Why Is Craig Shaw Gardner Writing Dinosaur Porn?

posted in: ebooks, quirky 0

Or is he? I didn’t even know dinosaur porn—excuse me, erotica—existed, until Craig told his tale. It seems his innocent fantasy ebook, Temporary Monsters, was temporarily removed from the shelves of the Amazon Kindle store because—apparently—someone at Amazon thought it might be dinosaur erotica. Craig says no. To quote from his blog: “I therefore state, for the record, that my book contains ABSOLUTELY NO HUMAN/DINOSAUR EXTRA-MARITAL INTERACTIONS OF ANY KIND!” Can we trust him? I dunno, he seems to leave in the possibility of human/dino relations within marriage. What does that say?

But as Craig says elsewhere in his blog, go to Amazon and do a search on “dinosaur erotica.” Then read some of the reviews of the books that come up. I don’t know about the books, but the reviews are hilarious.

Then forget that and give Temporary Monsters a try.

Another Audiobook You Should Listen To

From a Changeling Star, by me. Okay, I guess that sounds like the usual author self-promotion, and on one level, I suppose it is. But I actually just finished listening to it, and I really liked it!

The reason I just listened to it is that I’ve started going through all my books that come before The Reefs of Time, to refresh my memory of what happened, in hopes of avoiding continuity blunders.

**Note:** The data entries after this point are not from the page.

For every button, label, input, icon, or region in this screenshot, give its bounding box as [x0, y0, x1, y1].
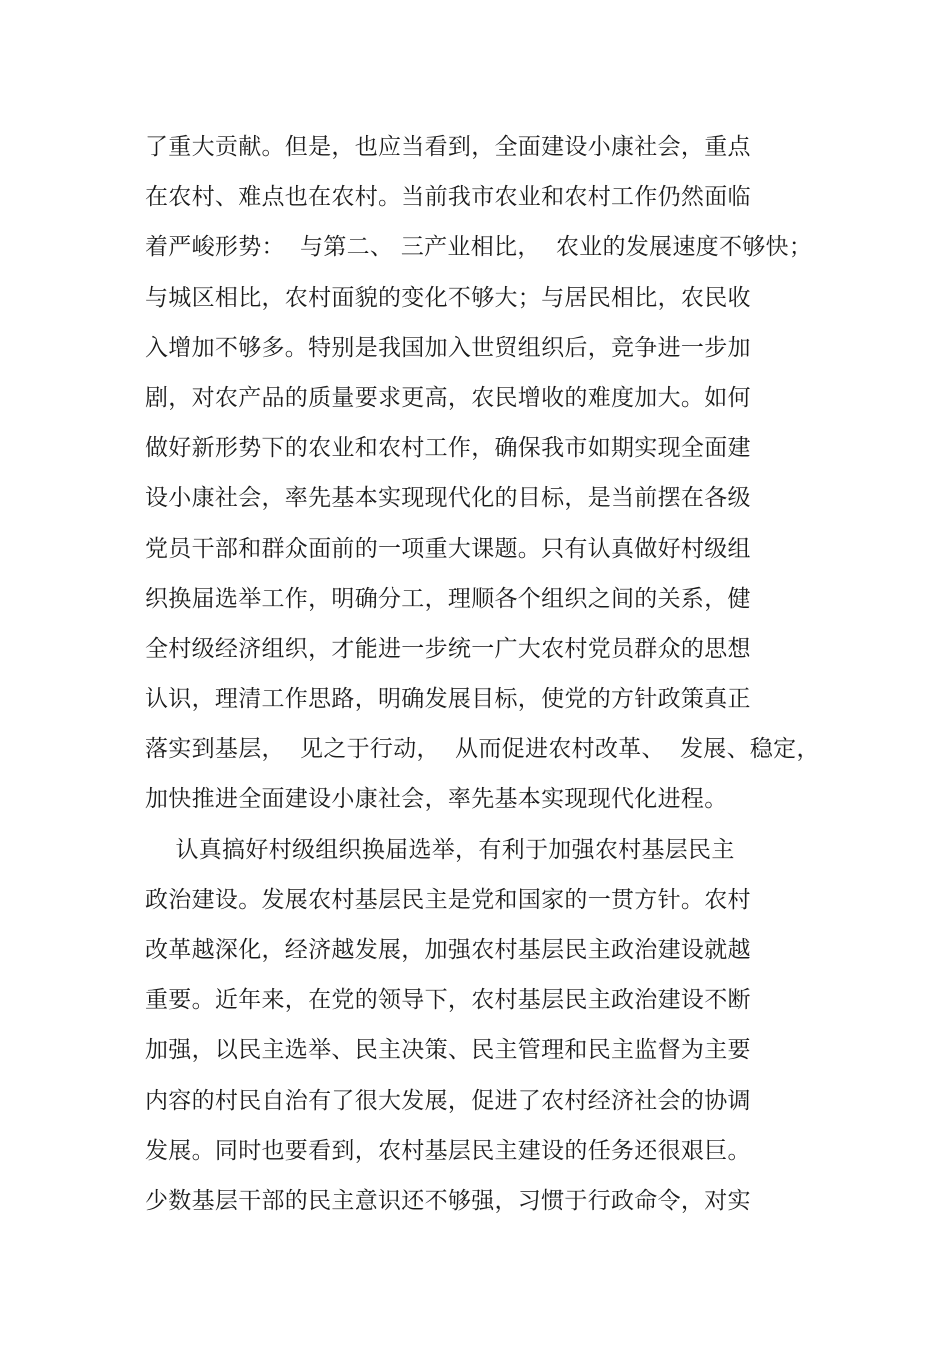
text-line: 改革越深化，经济越发展，加强农村基层民主政治建设就越: [145, 937, 751, 963]
text-line: 设小康社会，率先基本实现现代化的目标，是当前摆在各级: [145, 485, 751, 512]
text-line: 全村级经济组织，才能进一步统一广大农村党员群众的思想: [145, 635, 751, 662]
text-line: 了重大贡献。但是，也应当看到，全面建设小康社会，重点: [145, 134, 751, 160]
text-line: 落实到基层， 见之于行动， 从而促进农村改革、 发展、稳定，: [145, 736, 820, 763]
body-text: [145, 122, 845, 1226]
text-line: 少数基层干部的民主意识还不够强，习惯于行政命令，对实: [145, 1187, 751, 1214]
text-line: 加快推进全面建设小康社会，率先基本实现现代化进程。: [145, 786, 728, 813]
text-line: 入增加不够多。特别是我国加入世贸组织后，竞争进一步加: [145, 334, 751, 361]
text-line: 着严峻形势： 与第二、 三产业相比， 农业的发展速度不够快；: [145, 234, 813, 261]
text-line: 政治建设。发展农村基层民主是党和国家的一贯方针。农村: [145, 886, 751, 913]
text-line: 重要。近年来，在党的领导下，农村基层民主政治建设不断: [145, 987, 751, 1014]
text-line: 织换届选举工作，明确分工，理顺各个组织之间的关系，健: [145, 585, 751, 612]
text-line: 党员干部和群众面前的一项重大课题。只有认真做好村级组: [145, 535, 751, 562]
text-line: 发展。同时也要看到，农村基层民主建设的任务还很艰巨。: [145, 1137, 751, 1164]
text-line: 与城区相比，农村面貌的变化不够大；与居民相比，农民收: [145, 284, 751, 311]
text-line: 做好新形势下的农业和农村工作，确保我市如期实现全面建: [145, 435, 751, 462]
text-line: 内容的村民自治有了很大发展，促进了农村经济社会的协调: [145, 1087, 751, 1114]
text-line: 在农村、难点也在农村。当前我市农业和农村工作仍然面临: [145, 184, 751, 211]
text-line: 加强，以民主选举、民主决策、民主管理和民主监督为主要: [145, 1037, 751, 1064]
text-line: 剧，对农产品的质量要求更高，农民增收的难度加大。如何: [145, 384, 751, 411]
text-line: 认识，理清工作思路，明确发展目标，使党的方针政策真正: [145, 686, 751, 713]
paragraph-start-line: 认真搞好村级组织换届选举，有利于加强农村基层民主: [145, 836, 735, 863]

Also, in hopes of picking up inspiration from some of the things I cleverly put into the story, but have since forgotten. Fortunately, I can listen to several of them in audio, so I can be working while I walk the dog. Two of them, From a Changeling Star and Down the Stream of Stars, are not formally part of The Chaos Chronicles, but they’re about the creation and use of the starstream, which provides the backdrop for Reefs. Plus, the robot Jeaves first appears in those stories.

Listening to someone else read your work can be pretty difficult. Wrong pronunciations, wonky intonations, “character voices” that don’t sound right to your inner ear. Things probably only you the author will notice. Sometimes you just flat-out don’t like the sound of the narrator’s voice for your book. This one isn’t entirely free of those problems, but it’s way better than some others I’ve listened to, and on the whole I thought narrator MacLeod Andrews did a fine job. Next for me, Down the Stream of Stars.